Friday, 14 November 2014

Jimmy Tibbs - A Reappraisal

I have just acquired the autobiography of famous boxing trainer Jimmy Tibbs, and he gives his side of the story about him getting a ten year sentence.  This came about with a war between the Tibbs family and the Nichols family and their associates.  Mr Tibbs does raise interesting questions about the trial and conviction of him, his brothers, father and some friends.  Credit where it is due, he puts his hands up to what he did and that he deserved to get put away.  But he and his family were not the only offenders.  The feud started when George Tibbs, then 65, was battered by one of the Nichols brothers, who was in his early twenties.  He admits to the incidents of wounding one of the Nichols Brothers with a shotgun, the attack on Len Kersey, and other incidents.  But he raises the point about why nobody was accountable for slashing the throat of his brother, Bob, who nearly died.  Then there was a car bomb that almost killed himself and his young son.  Just exactly who was responsible for that?  

    He openly admits that all these incidents were tit for tat retaliations, not part of a gangland war.  It was a war.  But not an Underworld war.  He said he would do anything when family is threatened or attacked.  The attack on Len Kersey was supposedly for calling them "Pikeys" but he says it was a part of the ongoing tit for tat.  He acknowledges why Commander Bert Wickstead used them as a way of sending a message to the Underworld that warfare will not be tolerated, but was unhappy about a number of things in the Police investigation.  His outrage was the fifteen year sentence handed to his father for "Perverting Justice" but I have not seen any explanation in books about what he was supposed to have done.  He questions why the Nichols Brothers and their associates were never charged over their crimes, but they were.  Over the years, there have been claims that they were going to take over the East End.  I remember one quote as   "....by gun, knife, boot and hatchet"  On a documentary about the Great Train Robbery, former top cop Frank Williams talked about organised crime "...we had problems with the Krays, the Richardsons and later, the Tibbses"

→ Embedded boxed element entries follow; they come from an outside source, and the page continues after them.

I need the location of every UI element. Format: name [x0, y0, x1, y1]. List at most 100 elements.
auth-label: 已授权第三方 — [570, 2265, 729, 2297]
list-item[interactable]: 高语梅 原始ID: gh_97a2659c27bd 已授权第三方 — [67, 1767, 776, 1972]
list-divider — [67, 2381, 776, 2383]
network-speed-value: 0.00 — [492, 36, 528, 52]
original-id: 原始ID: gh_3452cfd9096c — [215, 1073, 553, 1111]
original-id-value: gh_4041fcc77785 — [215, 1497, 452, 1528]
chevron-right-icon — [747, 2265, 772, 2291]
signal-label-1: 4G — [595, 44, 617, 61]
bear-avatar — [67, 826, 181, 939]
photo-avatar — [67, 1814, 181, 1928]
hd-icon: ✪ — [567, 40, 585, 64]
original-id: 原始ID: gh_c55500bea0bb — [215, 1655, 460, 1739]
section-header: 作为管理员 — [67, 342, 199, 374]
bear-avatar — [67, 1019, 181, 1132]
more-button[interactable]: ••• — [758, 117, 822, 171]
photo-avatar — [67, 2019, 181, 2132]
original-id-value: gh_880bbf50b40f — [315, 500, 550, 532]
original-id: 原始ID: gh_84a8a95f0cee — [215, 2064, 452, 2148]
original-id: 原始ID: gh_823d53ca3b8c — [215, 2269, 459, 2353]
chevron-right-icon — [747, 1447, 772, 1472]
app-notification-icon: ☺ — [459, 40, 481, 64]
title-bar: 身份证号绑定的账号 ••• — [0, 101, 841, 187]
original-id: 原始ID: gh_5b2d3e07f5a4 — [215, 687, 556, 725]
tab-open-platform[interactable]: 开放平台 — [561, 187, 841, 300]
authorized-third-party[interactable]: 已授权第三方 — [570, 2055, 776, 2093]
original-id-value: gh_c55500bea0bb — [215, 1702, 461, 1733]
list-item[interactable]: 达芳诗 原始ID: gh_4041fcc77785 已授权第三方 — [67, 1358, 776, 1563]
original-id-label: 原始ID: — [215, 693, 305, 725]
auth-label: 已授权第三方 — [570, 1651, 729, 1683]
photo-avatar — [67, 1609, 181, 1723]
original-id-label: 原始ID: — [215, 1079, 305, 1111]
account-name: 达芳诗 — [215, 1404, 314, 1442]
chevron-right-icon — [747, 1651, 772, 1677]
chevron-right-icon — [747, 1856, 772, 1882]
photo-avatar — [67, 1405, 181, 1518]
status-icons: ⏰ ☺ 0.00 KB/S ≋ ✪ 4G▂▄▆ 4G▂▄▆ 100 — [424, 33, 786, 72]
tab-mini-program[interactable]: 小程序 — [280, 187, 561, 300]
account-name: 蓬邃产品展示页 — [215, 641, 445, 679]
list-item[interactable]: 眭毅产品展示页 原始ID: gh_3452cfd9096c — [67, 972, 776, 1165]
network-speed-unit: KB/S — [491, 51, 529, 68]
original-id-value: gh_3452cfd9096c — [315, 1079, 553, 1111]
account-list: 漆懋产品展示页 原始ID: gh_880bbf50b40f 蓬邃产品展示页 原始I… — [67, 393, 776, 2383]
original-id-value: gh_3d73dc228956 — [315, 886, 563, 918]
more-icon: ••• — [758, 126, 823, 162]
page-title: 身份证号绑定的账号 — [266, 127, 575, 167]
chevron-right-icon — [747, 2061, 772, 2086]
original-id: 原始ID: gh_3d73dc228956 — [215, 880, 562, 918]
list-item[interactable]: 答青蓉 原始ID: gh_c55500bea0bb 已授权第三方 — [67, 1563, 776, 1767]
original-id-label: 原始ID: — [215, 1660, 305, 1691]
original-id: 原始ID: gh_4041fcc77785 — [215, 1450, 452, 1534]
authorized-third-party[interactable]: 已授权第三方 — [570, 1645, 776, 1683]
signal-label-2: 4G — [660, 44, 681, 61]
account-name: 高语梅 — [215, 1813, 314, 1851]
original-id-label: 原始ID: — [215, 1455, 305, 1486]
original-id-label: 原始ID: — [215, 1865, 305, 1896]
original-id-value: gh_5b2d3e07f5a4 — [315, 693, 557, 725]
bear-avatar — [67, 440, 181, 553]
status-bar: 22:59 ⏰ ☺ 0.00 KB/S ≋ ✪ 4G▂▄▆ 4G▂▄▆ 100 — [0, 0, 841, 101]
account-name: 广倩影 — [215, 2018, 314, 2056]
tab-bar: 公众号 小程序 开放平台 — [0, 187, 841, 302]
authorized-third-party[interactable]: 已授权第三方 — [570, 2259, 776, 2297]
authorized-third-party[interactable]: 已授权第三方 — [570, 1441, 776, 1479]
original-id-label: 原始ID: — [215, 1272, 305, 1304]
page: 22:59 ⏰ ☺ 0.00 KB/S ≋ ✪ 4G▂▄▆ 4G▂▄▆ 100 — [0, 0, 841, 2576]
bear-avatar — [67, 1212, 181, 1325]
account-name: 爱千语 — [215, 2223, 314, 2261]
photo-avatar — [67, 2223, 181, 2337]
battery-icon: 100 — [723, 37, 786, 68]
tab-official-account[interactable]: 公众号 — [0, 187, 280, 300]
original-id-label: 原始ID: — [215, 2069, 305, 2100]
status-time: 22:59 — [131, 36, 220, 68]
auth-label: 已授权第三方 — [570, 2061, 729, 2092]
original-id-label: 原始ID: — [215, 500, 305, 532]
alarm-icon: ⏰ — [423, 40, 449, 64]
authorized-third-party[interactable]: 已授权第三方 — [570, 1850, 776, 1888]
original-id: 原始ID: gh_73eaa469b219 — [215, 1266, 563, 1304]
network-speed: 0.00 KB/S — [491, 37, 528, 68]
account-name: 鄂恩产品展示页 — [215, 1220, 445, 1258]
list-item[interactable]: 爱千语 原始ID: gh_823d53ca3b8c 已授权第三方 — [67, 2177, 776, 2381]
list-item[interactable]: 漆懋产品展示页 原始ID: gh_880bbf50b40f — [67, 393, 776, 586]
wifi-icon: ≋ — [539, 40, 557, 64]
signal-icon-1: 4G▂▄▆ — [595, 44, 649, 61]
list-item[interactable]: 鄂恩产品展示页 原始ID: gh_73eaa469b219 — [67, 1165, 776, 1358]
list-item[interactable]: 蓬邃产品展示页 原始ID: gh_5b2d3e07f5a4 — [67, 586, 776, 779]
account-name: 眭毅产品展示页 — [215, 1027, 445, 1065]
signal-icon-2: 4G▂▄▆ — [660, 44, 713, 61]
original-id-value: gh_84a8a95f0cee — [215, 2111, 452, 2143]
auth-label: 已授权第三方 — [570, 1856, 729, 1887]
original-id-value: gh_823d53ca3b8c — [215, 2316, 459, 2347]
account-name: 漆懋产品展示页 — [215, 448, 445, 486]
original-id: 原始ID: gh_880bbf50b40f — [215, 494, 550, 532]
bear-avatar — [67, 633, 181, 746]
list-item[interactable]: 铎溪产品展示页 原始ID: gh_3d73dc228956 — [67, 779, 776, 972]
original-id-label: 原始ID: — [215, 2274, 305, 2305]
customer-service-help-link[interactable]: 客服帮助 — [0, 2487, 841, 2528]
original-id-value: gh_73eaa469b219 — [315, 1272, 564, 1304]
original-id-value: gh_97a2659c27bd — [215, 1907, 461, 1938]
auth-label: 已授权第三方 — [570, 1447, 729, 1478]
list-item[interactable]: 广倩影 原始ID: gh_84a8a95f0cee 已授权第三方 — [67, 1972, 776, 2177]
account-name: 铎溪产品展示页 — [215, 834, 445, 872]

    A couple of books mentioned that the Krays never crossed them up.  Maybe it was because they were a family that would take no shit from anybody and would fight fire with fire if threatened.  Or was that something invented to bolster the perceived image of the Tibbs family.  I certainly knew of a couple of families like that.  They were not villains but tough people who were not pushed around.  One family consisted of five brothers, all hard men, two were seriously hard.  So I can understand where he is coming from on that point.  But he eventually became not only a top trainer, with world champions around him, but a very respected trainer around the world.  What has been written about the Tibbs family concerns the case presented in court - they were the villains of the peace whilst the Nichols` were the victims.  He disputes a number of points in the case against him.  Attempting to run down the Nichols` in his car.  A gun had been left with his prints on it and so went back, slap bang into a load of Police.  Not going to do you much good trying to kill somebody with plenty of Police witnesses.

    Why have I written this post?  Everybody is entitled to a right to reply, and although he has not asked for it, he says he is sick of the incorrect assertions of him and his family.  He says it in his book and in interviews.  His life has been totally dominated by training young men to be world champions, hardly the actions of a "hardened gangster"  and so I put up this post for his side of the story, a story he has now left behind for decades.